2°) d'annuler la décision de la commission de recours contre les décisions de refus de visa d'entrée en France du 15 juin 2018 ;
3°) d'enjoindre au ministre de l'intérieur de délivrer les visas de long séjour sollicités, dans le délai de dix jours à compter de la notification de l'arrêt à intervenir ;
4°) de mettre à la charge de l'Etat la somme de 2 000 euros au titre des articles L. 761-1 du code de justice administrative et 37 de la loi du 10 juillet 1991.
Ils soutiennent que :
la décision contestée de la commission de recours contre les décisions de refus de visa d'entrée en France est insuffisamment motivée et ne procède pas à un examen particulier de leur situation ;
elle méconnaît les dispositions des articles L. 752-1 et L. 111-6 du code de l'entrée et du séjour des étrangers et du droit d'asile ainsi que des articles 47 et 311-1 du code civil et est entachée d'une erreur manifeste d'appréciation quant aux relations familiales les unissant à M. H... K... ;
la décision contestée a été prise en violation des stipulations de l'article 8 de la convention européenne de sauvegarde des droits de l'homme et des libertés fondamentales et de l'article 3-1 de la convention internationale de New-York du 26 janvier 1990 relative aux droits de l'enfant.
Par un mémoire en défense, enregistré le 9 avril 2019, le ministre de l'intérieur conclut au rejet de la requête.
Il soutient qu'aucun des moyens de la requête n'est fondé.
Vu les autres pièces du dossier ;
Vu
la convention européenne de sauvegarde des droits de l'homme et des libertés fondamentales ;
la convention internationale de New-York du 26 janvier 1990 relative aux droits de l'enfant ;
le code de l'entrée et du séjour des étrangers et du droit d'asile ;
le code civil ;
le code de justice administrative.
Le président de la formation de jugement a dispensé le rapporteur public, sur sa proposition, de prononcer des conclusions à l'audience.
Les parties ont été régulièrement averties du jour de l'audience.
Le rapport de M. A...'hirondel a été entendu au cours de l'audience publique.
Considérant ce qui suit :
1. M. B... H... K..., né le 17 mai 1978 à Kinshasa, de nationalité congolaise, a déclaré être entré en France le 28 janvier 2012 où il s'est vu reconnaître la qualité de réfugié par une décision de la Cour nationale du droit d'asile (CNDA) du 13 décembre 2013. Le 14 décembre 2016, Mme E... G... a présenté pour elle-même et les jeunes Blaise H..., Exaucé H... et Sarah H... une demande de visa auprès des autorités consulaires à Kinshasa pour établissement familial. Par une décision notifiée le 1er mars 2018, les autorités consulaires ont rejeté la demande en raison de la discordance des déclarations du réfugié concernant sa situation familiale. Par un recours enregistré le 19 avril 2018, Mme G... a contesté cette décision devant la commission de recours contre les décisions de refus de visa d'entrée en France. Par une décision du 15 juin 2018, la commission a rejeté son recours. Les requérants relèvent appel du jugement du 6 décembre 2018 par lequel le tribunal administratif de Nantes a rejeté la demande tendant à l'annulation de cette dernière décision.

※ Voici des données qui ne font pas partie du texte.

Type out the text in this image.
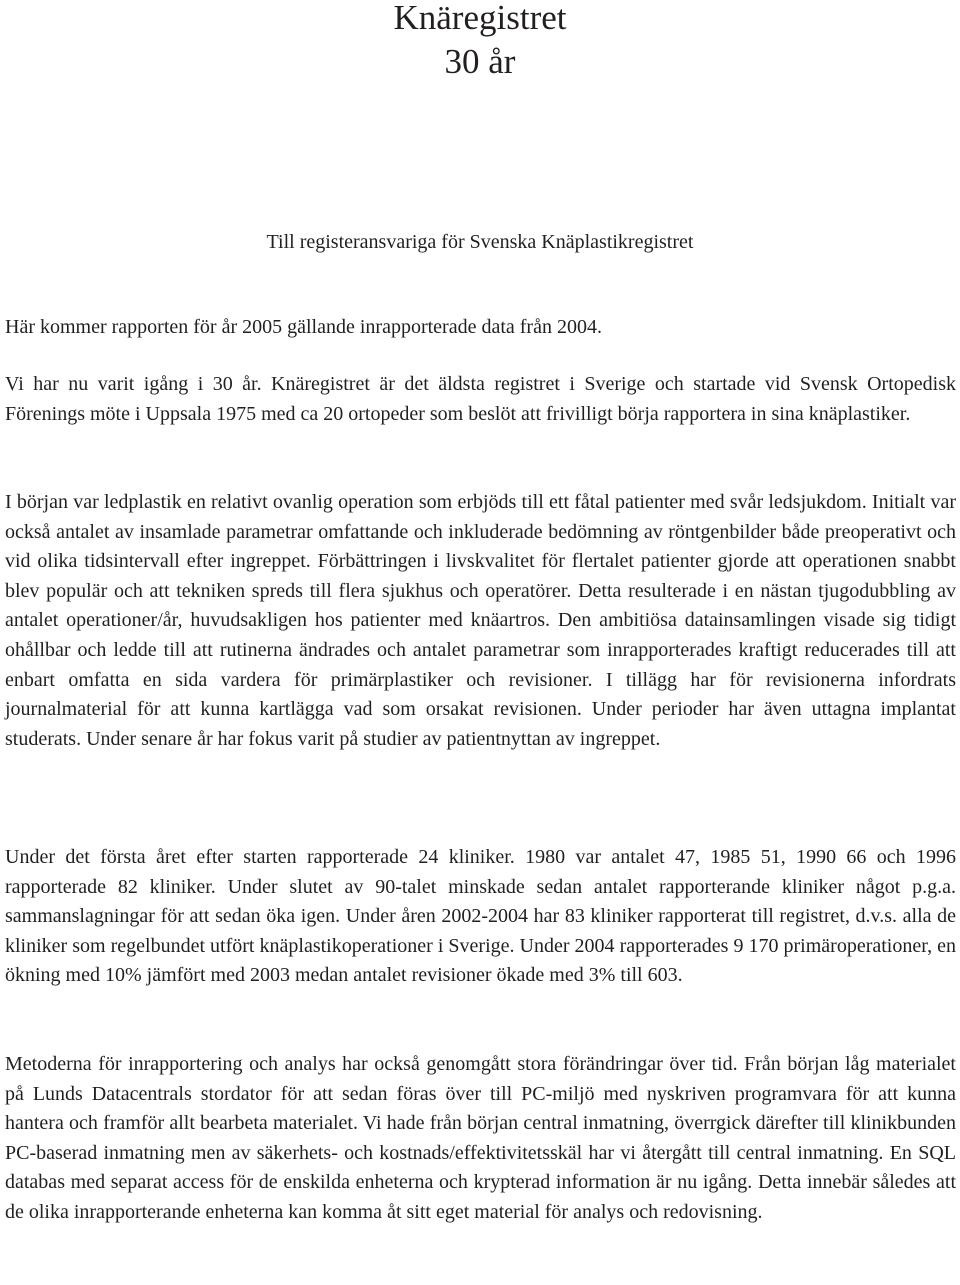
Knäregistret
30 år

Till registeransvariga för Svenska Knäplastikregistret

Här kommer rapporten för år 2005 gällande inrapporterade data från 2004.

Vi har nu varit igång i 30 år. Knäregistret är det äldsta registret i Sverige och startade vid Svensk Ortopedisk Förenings möte i Uppsala 1975 med ca 20 ortopeder som beslöt att frivilligt börja rapportera in sina knäplastiker.

I början var ledplastik en relativt ovanlig operation som erbjöds till ett fåtal patienter med svår ledsjukdom. Initialt var också antalet av insamlade parametrar omfattande och inkluderade bedömning av röntgenbilder både preoperativt och vid olika tidsintervall efter ingreppet. Förbättringen i livskvalitet för flertalet patienter gjorde att operationen snabbt blev populär och att tekniken spreds till flera sjukhus och operatörer. Detta resulterade i en nästan tjugodubbling av antalet operationer/år, huvudsakligen hos patienter med knäartros. Den ambitiösa datainsamlingen visade sig tidigt ohållbar och ledde till att rutinerna ändrades och antalet parametrar som inrapporterades kraftigt reducerades till att enbart omfatta en sida vardera för primärplastiker och revisioner. I tillägg har för revisionerna infordrats journalmaterial för att kunna kartlägga vad som orsakat revisionen. Under perioder har även uttagna implantat studerats. Under senare år har fokus varit på studier av patientnyttan av ingreppet.

Under det första året efter starten rapporterade 24 kliniker. 1980 var antalet 47, 1985 51, 1990 66 och 1996 rapporterade 82 kliniker. Under slutet av 90-talet minskade sedan antalet rapporterande kliniker något p.g.a. sammanslagningar för att sedan öka igen. Under åren 2002-2004 har 83 kliniker rapporterat till registret, d.v.s. alla de kliniker som regelbundet utfört knäplastikoperationer i Sverige. Under 2004 rapporterades 9 170 primäroperationer, en ökning med 10% jämfört med 2003 medan antalet revisioner ökade med 3% till 603.

Metoderna för inrapportering och analys har också genomgått stora förändringar över tid. Från början låg materialet på Lunds Datacentrals stordator för att sedan föras över till PC-miljö med nyskriven programvara för att kunna hantera och framför allt bearbeta materialet. Vi hade från början central inmatning, överrgick därefter till klinikbunden PC-baserad inmatning men av säkerhets- och kostnads/effektivitetsskäl har vi återgått till central inmatning. En SQL databas med separat access för de enskilda enheterna och krypterad information är nu igång. Detta innebär således att de olika inrapporterande enheterna kan komma åt sitt eget material för analys och redovisning.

Sur les conclusions à fin d'annulation :
2. Aux termes de l'article L. 752-1 du code de l'entrée et du séjour des étrangers et du droit d'asile dans sa rédaction alors applicable : " I. - Sauf si sa présence constitue une menace pour l'ordre public, le ressortissant étranger qui s'est vu reconnaître la qualité de réfugié ou qui a obtenu le bénéfice de la protection subsidiaire peut demander à bénéficier de son droit à être rejoint, au titre de la réunification familiale : / 1° Par son conjoint ou le partenaire avec lequel il est lié par une union civile, âgé d'au moins dix-huit ans, si le mariage ou l'union civile est antérieur à la date d'introduction de sa demande d'asile ; / 2° Par son concubin, âgé d'au moins dix-huit ans, avec lequel il avait, avant la date d'introduction de sa demande d'asile, une vie commune suffisamment stable et continue ; / 3° Par les enfants non mariés du couple, âgés au plus de dix-neuf ans. / (...) L'âge des enfants est apprécié à la date à laquelle la demande de réunification familiale a été introduite (...) ".
3. L'article L. 111-6 du code de l'entrée et du séjour des étrangers et du droit d'asile prévoit, en son premier alinéa, que la vérification des actes d'état civil étrangers doit être effectuée dans les conditions définies par l'article 47 du code civil. Selon cet article : " Tout acte de l'état civil des Français et des étrangers fait en pays étranger et rédigé dans les formes usitées dans ce pays fait foi, sauf si d'autres actes ou pièces détenus, des données extérieures ou des éléments tirés de l'acte lui-même établissent, le cas échéant après toutes vérifications utiles, que cet acte est irrégulier, falsifié ou que les faits qui y sont déclarés ne correspondent pas à la réalité ". Il résulte de ces dispositions que la force probante d'un acte d'état civil établi à l'étranger peut être combattue par tout moyen susceptible d'établir que l'acte en cause est irrégulier, falsifié ou inexact. En cas de contestation par l'administration de la valeur probante d'un acte d'état civil établi à l'étranger, il appartient au juge administratif de former sa conviction au vu de l'ensemble des éléments produits par les parties. Pour juger qu'un acte d'état civil produit devant lui est dépourvu de force probante, qu'il soit irrégulier, falsifié ou inexact, le juge doit en conséquence se fonder sur tous les éléments versés au dossier dans le cadre de l'instruction du litige qui lui est soumis. Ce faisant, il lui appartient d'apprécier les conséquences à tirer de la production par l'étranger d'une carte consulaire ou d'un passeport dont l'authenticité est établie ou n'est pas contestée, sans qu'une force probante particulière puisse être attribuée ou refusée par principe à de tels documents.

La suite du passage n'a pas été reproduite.